Quelques ministres de Genève ont eu la rage, en dernier lieu, de vouloir justifier l’assassinat juridique de Servet : le magistrat leur a imposé silence ; les plus sages ministres ont rougi pour leurs confrères bafoués ; et il sera permis à je ne sais quels pédants jésuites d’insulter leurs maîtres !

N’êtes-vous pas tenté de déclarer que vous suspendrez l’Encydopédie jusqu’à ce qu’on vous ait fait justice ? Les Guignards ont été pendus, et les nouveaux Garasses devraient être mis au pilori. Mandez-moi, je vous prie, les noms de ces malheureux. Je les traiterai selon leur mérite dans la nouvelle édition qui se prépare de l’Histoire générale. Que je vous plains de ne pas faire l’Encyclopédie dans un pays libre ! Faut-il que ce dictionnaire, cent fois plus utile que celui de Bayle, soit gêné par la superstition, qu’il devrait anéantir ; qu’on ménage encore des coquins qui ne ménagent rien ; que les ennemis de la raison, les persécuteurs des philosophes, les assassins de nos rois, osent encore parler dans un siècle tel que le nôtre !

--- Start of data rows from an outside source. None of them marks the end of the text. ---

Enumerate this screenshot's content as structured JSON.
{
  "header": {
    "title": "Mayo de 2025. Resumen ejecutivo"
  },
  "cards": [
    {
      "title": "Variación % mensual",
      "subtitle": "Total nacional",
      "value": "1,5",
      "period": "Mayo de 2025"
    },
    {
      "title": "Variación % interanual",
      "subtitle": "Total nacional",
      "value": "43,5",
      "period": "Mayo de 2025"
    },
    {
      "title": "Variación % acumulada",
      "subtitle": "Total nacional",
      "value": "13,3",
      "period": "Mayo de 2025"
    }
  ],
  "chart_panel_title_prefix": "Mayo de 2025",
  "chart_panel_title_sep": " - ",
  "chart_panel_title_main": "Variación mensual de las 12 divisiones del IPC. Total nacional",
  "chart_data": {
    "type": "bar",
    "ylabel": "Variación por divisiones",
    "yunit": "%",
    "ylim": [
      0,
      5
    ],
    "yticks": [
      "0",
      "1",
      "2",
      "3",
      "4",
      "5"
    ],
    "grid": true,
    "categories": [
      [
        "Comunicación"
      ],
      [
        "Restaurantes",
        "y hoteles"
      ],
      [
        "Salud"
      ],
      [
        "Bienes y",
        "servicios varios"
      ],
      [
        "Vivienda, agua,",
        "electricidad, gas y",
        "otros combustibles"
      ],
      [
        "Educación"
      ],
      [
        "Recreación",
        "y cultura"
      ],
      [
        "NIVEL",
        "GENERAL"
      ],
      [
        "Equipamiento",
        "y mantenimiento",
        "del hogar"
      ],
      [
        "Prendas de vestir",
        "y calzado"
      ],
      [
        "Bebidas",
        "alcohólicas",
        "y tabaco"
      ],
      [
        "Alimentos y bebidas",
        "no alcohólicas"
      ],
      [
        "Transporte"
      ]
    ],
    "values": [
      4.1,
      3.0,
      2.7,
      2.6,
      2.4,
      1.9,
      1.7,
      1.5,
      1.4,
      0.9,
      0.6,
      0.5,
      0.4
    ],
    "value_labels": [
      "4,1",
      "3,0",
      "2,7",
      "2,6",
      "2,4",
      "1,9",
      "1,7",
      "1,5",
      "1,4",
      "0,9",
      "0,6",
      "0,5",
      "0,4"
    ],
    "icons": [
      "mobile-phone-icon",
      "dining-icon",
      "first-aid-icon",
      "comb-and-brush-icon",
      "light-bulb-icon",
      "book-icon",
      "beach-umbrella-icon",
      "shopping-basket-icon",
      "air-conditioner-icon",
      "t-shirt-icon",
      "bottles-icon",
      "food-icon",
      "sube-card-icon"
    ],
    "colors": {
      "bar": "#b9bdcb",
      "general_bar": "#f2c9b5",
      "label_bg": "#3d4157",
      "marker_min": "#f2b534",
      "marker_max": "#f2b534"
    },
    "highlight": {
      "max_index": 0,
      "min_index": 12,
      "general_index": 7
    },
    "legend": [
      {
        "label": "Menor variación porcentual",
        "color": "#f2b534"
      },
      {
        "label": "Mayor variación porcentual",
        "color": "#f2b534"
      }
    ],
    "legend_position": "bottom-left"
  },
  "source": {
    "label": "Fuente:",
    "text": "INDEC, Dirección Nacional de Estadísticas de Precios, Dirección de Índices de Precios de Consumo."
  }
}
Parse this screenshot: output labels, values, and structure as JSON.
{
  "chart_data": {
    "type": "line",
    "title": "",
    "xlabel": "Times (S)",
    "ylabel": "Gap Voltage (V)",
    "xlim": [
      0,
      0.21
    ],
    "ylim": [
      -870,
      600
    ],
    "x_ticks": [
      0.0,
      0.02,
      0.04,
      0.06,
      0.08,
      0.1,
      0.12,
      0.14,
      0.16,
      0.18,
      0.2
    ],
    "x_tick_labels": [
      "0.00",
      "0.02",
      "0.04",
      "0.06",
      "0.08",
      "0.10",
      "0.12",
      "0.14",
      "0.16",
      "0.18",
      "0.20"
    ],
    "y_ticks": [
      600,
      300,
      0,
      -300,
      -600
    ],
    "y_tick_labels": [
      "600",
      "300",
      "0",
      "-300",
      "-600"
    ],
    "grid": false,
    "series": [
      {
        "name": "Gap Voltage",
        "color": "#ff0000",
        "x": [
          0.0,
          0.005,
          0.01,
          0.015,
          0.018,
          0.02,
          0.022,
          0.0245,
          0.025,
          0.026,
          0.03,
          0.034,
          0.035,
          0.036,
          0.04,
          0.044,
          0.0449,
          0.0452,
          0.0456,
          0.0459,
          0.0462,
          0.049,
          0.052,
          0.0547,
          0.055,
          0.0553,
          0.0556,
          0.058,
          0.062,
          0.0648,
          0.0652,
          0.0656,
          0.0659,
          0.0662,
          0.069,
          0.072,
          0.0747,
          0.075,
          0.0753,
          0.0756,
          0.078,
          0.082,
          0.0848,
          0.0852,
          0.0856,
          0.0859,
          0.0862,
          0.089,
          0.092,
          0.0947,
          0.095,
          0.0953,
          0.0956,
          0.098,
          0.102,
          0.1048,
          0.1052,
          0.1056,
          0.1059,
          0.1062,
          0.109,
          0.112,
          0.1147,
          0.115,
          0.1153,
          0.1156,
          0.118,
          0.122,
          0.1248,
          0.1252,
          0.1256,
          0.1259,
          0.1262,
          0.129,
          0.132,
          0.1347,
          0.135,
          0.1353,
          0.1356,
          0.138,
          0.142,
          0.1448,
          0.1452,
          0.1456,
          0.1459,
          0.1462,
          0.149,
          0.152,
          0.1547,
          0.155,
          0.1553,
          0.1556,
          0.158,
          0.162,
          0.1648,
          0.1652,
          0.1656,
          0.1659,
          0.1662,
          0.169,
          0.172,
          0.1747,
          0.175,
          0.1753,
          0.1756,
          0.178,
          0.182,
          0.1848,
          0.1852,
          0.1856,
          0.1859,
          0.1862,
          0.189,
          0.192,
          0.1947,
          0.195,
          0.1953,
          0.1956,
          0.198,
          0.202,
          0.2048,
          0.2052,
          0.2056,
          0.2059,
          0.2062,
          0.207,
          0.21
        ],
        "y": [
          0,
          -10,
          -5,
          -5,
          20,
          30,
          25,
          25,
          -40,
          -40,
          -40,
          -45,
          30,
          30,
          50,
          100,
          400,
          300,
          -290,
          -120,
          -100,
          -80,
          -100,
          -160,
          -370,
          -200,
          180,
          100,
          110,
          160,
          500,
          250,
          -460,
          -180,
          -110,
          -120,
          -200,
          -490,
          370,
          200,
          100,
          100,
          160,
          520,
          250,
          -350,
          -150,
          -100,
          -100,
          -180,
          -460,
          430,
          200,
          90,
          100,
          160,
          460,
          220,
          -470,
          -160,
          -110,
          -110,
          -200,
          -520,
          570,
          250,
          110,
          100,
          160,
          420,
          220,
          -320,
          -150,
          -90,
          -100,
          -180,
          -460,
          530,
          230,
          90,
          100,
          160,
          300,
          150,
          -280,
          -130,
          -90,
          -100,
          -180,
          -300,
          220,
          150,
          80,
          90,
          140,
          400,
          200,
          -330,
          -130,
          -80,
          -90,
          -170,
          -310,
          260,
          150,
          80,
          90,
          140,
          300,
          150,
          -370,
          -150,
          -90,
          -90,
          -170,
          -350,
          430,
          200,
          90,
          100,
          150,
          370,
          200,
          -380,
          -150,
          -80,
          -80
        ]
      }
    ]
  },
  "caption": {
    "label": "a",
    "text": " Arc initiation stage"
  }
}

On dit que ces monstres veulent faire les plaisants, et qu’ils prétendent venger la religion, qu’on n’attaque point, par des libelles diffamatoires, qui devraient servir à allumer les bûchers de leurs sodomites prêtres, si on n’avait pas autant d’indulgence qu’ils ont de fureur.

Votre admirateur et votre partisan jusqu’au tombeau.


Le Suisse libre.

  1. La Religion vengée, etc. ; voyez la lettre 3293.